Updated 28 November 2020
Buddha Jayanthi of 1956 and Buddhist Councils
“The Buddha Jayanthi of 1956”, Jacquetta Gomes Bodhicarini Upasika Jayasili Buddhist Group of Kendal (Theravada), The Middle Way: Journal of The Buddhist Society [London], 95(3), (Autumn 2020), pages 198-202.
(The Buddhist Society [London] (founded in 1924) started The Middle Way: Journal of The Buddhist Society in 1926.) ISSN 0026-3214
See “Theravada Buddhism: A Chronology”. Access to Insight (BCBS Edition), 30 November 2013, https://www.accesstoinsight.org/history.html
Buddhist Councils (sangayama)
Buddhist Councils (sangayamas) have been held periodically through the centuries Since the Buddha’s Parinibbana [passing away] Buddhist Councils (sangayamas) have been held periodically through the centuries to rehearse The Theravada Buddhist Pali Canon (Sangayama means Rehearsal) and to ensure the continuity of the Buddha’s teachings in their original form and that no additions, deletions, alterations, or any other changes have been made by any of the five Theravada Buddhist countries [Burma [Myanmar], Cambodia, Laos, Sri Lanka and Thailand] to their country’s copies of the Pali Canon.
The Buddha Jayanthi 1956 and The Sixth Buddhist Council (sangayama) 1954-1956
The sixth Buddhist Council (sangayama) was held in Rangoon, Burma [Myanmar], under the patronage of the Burmese [Myanmar] government to coincide with the Buddha Jayanthi 1956.

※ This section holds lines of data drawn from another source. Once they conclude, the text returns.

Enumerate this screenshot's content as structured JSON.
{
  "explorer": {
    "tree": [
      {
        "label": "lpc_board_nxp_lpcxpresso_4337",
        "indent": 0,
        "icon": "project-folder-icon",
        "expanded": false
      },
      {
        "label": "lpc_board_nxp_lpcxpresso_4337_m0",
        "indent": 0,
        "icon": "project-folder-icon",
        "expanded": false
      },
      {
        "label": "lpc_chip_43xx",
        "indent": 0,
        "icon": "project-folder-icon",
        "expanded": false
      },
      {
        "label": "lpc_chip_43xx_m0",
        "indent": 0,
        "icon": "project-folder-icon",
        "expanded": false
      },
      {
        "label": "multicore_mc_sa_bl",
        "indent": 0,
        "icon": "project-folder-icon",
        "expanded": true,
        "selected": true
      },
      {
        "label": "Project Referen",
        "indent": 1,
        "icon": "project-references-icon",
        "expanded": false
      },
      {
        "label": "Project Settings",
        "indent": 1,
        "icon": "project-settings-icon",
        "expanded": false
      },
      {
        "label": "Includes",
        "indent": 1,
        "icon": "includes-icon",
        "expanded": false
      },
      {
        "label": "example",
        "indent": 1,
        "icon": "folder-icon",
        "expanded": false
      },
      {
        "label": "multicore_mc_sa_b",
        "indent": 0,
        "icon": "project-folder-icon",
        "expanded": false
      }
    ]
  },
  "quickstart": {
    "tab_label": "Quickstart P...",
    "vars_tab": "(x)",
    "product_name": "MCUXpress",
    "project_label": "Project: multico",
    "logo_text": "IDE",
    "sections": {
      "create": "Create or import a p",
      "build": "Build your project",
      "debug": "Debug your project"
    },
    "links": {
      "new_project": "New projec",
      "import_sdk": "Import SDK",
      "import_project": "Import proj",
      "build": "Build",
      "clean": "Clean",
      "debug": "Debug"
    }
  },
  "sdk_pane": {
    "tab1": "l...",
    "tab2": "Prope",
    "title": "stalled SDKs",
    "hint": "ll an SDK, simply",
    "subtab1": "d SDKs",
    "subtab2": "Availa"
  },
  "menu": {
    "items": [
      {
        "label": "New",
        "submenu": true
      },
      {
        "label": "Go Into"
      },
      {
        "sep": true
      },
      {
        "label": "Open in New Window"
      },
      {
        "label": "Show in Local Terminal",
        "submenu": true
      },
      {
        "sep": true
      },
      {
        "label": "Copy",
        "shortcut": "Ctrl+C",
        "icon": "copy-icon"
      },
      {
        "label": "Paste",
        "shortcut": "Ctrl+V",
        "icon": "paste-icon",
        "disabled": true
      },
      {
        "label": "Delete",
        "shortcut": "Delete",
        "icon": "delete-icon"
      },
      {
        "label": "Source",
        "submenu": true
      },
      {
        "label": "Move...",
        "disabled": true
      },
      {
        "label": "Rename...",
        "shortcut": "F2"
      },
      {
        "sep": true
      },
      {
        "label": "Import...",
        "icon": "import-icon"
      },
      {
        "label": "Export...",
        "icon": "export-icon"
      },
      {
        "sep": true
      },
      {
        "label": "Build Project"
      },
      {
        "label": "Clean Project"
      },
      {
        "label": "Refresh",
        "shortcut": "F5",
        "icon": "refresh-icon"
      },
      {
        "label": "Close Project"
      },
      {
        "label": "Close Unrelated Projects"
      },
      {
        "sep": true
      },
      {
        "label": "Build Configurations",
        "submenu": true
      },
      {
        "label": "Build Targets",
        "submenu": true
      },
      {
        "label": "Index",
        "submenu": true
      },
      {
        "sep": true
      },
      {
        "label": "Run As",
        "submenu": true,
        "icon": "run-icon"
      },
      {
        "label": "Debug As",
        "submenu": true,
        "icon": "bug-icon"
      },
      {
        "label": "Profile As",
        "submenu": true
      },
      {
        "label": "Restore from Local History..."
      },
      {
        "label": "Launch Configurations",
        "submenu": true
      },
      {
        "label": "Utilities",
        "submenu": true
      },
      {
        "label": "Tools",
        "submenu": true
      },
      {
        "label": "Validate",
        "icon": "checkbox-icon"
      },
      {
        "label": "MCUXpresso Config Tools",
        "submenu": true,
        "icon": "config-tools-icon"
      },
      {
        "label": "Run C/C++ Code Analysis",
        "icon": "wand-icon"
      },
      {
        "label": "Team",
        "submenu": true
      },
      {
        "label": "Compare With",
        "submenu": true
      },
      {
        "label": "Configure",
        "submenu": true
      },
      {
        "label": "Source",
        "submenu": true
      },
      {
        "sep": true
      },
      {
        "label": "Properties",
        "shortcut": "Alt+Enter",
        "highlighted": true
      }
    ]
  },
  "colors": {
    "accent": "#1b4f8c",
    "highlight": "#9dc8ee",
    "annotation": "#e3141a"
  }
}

The sixth Buddhist Council (sangayama) was held in Rangoon, Burma [Myanmar], under the patronage of the Burmese [Myanmar] government to coincide with Buddha Jayanthi 1956. Venerable Balangoda Ananda Maitreya played an important role in the sixth sangayama Buddhist Council. The Burmese [Myanmar] government asked that an authorised version of the Tripitaka was prepared by the Sixth Council. The Sri Lankan representative on the final editing committee was Venerable Ananda Maitreya. He also served as Chairman of the Council for a few weeks during the third session of the sangayama in 1956. The Burmese [Myanmar] government gave him the honorific title of Agga Mahapandita [“Chief Great Scholar”]. After his 100th birthday He was invited to Burma [Myanmar] to receive their Burma’s [Myanmar’s] highest religious title, Abhidhaja Maharatthagura [“His Eminence, the Great Spiritual Teacher of the Nation”].